Returns `list[list[float]]`: posterior N x N covariance matrix.

***

## Pipeline Integration

The `hz.entropy_pooling()` pipeline function recomputes posterior probabilities each cycle as your model views evolve, injecting the result into `ctx.params["entropy_pool"]`.

```python theme={null}
import horizon as hz

def view_generator(ctx):
    """Generate views from your model each cycle."""
    price = ctx.feeds["poly"].price
    views = []
    if price < 0.50:
        # Bullish view: expected return >= 5%
        views.append(hz.ViewConstraint([1.0], bound=0.05, equality=False))
    return views

def model(ctx):
    ep = ctx.params.get("entropy_pool")
    if ep is None or not ep.converged:
        return []

    posterior_mean = hz.posterior_mean(ep.posterior_probs, ctx.params["scenarios"])
    fair = 0.50 + posterior_mean[0]
    return hz.quotes(fair=fair, spread=0.04, size=10)

hz.run(
    name="entropy-pooling-mm",
    markets=["election"],
    pipeline=[
        hz.entropy_pooling(
            feed="poly",
            scenario_lookback=100,
            view_fn=view_generator,
        ),
        model,
    ],
    feeds={"poly": hz.PolymarketBook(token_id="0x123...")},
    interval=5.0,
)
```

### Parameters

| Parameter           | Type       | Default  | Description                                                              |
| ------------------- | ---------- | -------- | ------------------------------------------------------------------------ |
| `feed`              | `str`      | required | Feed name to build scenarios from                                        |
| `scenario_lookback` | `int`      | `100`    | Number of historical observations to use as scenarios                    |
| `view_fn`           | `callable` | required | Function `(ctx) -> list[ViewConstraint]` that generates views each cycle |

***

## Mathematical Background

<AccordionGroup>
  <Accordion title="Entropy Pooling Algorithm">
    Given S scenarios with prior probabilities p = (p\_1, ..., p\_S) and K view constraints of the form E\_q\[g\_k(X)] = b\_k (or >= b\_k), entropy pooling finds the posterior q that minimizes:

    D(q || p) = sum\_s q\_s \* ln(q\_s / p\_s)

    subject to sum\_s q\_s = 1 and the view constraints. The dual problem is unconstrained and convex, solved via Newton's method. The posterior has an exponential-family form:

    q\_s proportional to p\_s \* exp(sum\_k lambda\_k \* g\_k(x\_s))

    where lambda\_k are the dual variables (Lagrange multipliers).
  </Accordion>

  <Accordion title="Comparison with Black-Litterman">
    Black-Litterman is a special case of entropy pooling where: (a) the prior is normal, (b) views are linear equality constraints on expected returns, and (c) the posterior is also normal.

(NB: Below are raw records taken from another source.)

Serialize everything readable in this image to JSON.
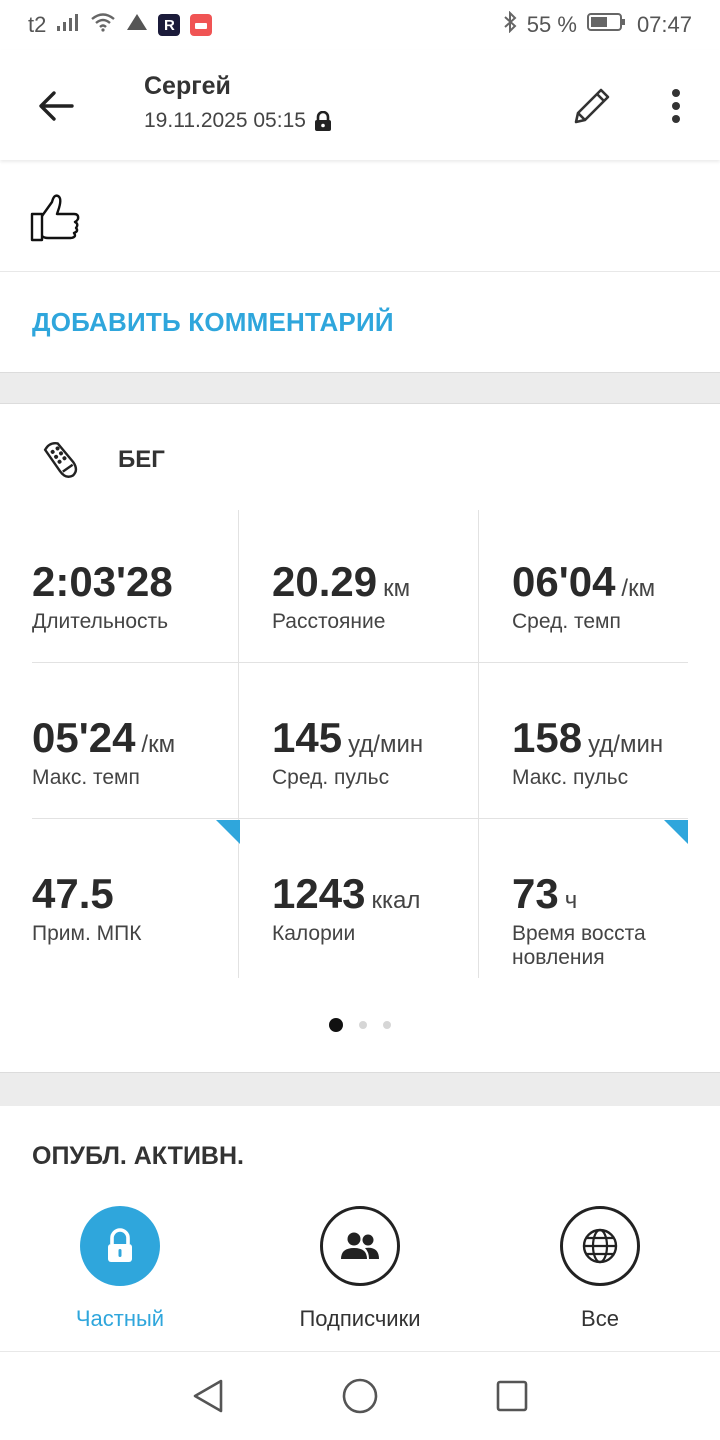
{
  "status_bar": {
    "carrier": "t2",
    "battery": "55 %",
    "time": "07:47",
    "badge_r": "R"
  },
  "header": {
    "user_name": "Сергей",
    "date": "19.11.2025 05:15"
  },
  "comment": {
    "add_label": "ДОБАВИТЬ КОММЕНТАРИЙ"
  },
  "activity": {
    "title": "БЕГ",
    "stats": [
      {
        "value": "2:03'28",
        "unit": "",
        "label": "Длительность"
      },
      {
        "value": "20.29",
        "unit": "км",
        "label": "Расстояние"
      },
      {
        "value": "06'04",
        "unit": "/км",
        "label": "Сред. темп"
      },
      {
        "value": "05'24",
        "unit": "/км",
        "label": "Макс. темп"
      },
      {
        "value": "145",
        "unit": "уд/мин",
        "label": "Сред. пульс"
      },
      {
        "value": "158",
        "unit": "уд/мин",
        "label": "Макс. пульс"
      },
      {
        "value": "47.5",
        "unit": "",
        "label": "Прим. МПК"
      },
      {
        "value": "1243",
        "unit": "ккал",
        "label": "Калории"
      },
      {
        "value": "73",
        "unit": "ч",
        "label": "Время восста новления"
      }
    ],
    "pager": {
      "pages": 3,
      "active": 1
    }
  },
  "publish": {
    "title": "ОПУБЛ. АКТИВН.",
    "options": [
      {
        "label": "Частный",
        "icon": "lock-icon",
        "selected": true
      },
      {
        "label": "Подписчики",
        "icon": "followers-icon",
        "selected": false
      },
      {
        "label": "Все",
        "icon": "globe-icon",
        "selected": false
      }
    ]
  },
  "colors": {
    "accent": "#2fa6dc",
    "text": "#333333",
    "divider": "#e2e2e2",
    "gap": "#ececec"
  }
}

Entropy pooling generalizes this to arbitrary scenario distributions, inequality constraints, and non-Gaussian priors. This is important for prediction markets where return distributions are bounded (prices must stay in \[0, 1]) and heavy-tailed.
  </Accordion>

  <Accordion title="Relative Entropy Interpretation">
    The relative entropy D(q || p) measures the information cost of the views. Views that are highly inconsistent with the prior will produce a large D, indicating that the posterior has moved far from your baseline. Monitoring D over time can signal when your model views are becoming extreme or contradictory.
  </Accordion>
</AccordionGroup>

<Warning>
  Entropy pooling requires the number of scenarios S to be larger than the number of equality constraints. If you impose too many exact equality views relative to the scenario count, the problem becomes infeasible. Use inequality views when possible, and ensure S >> K.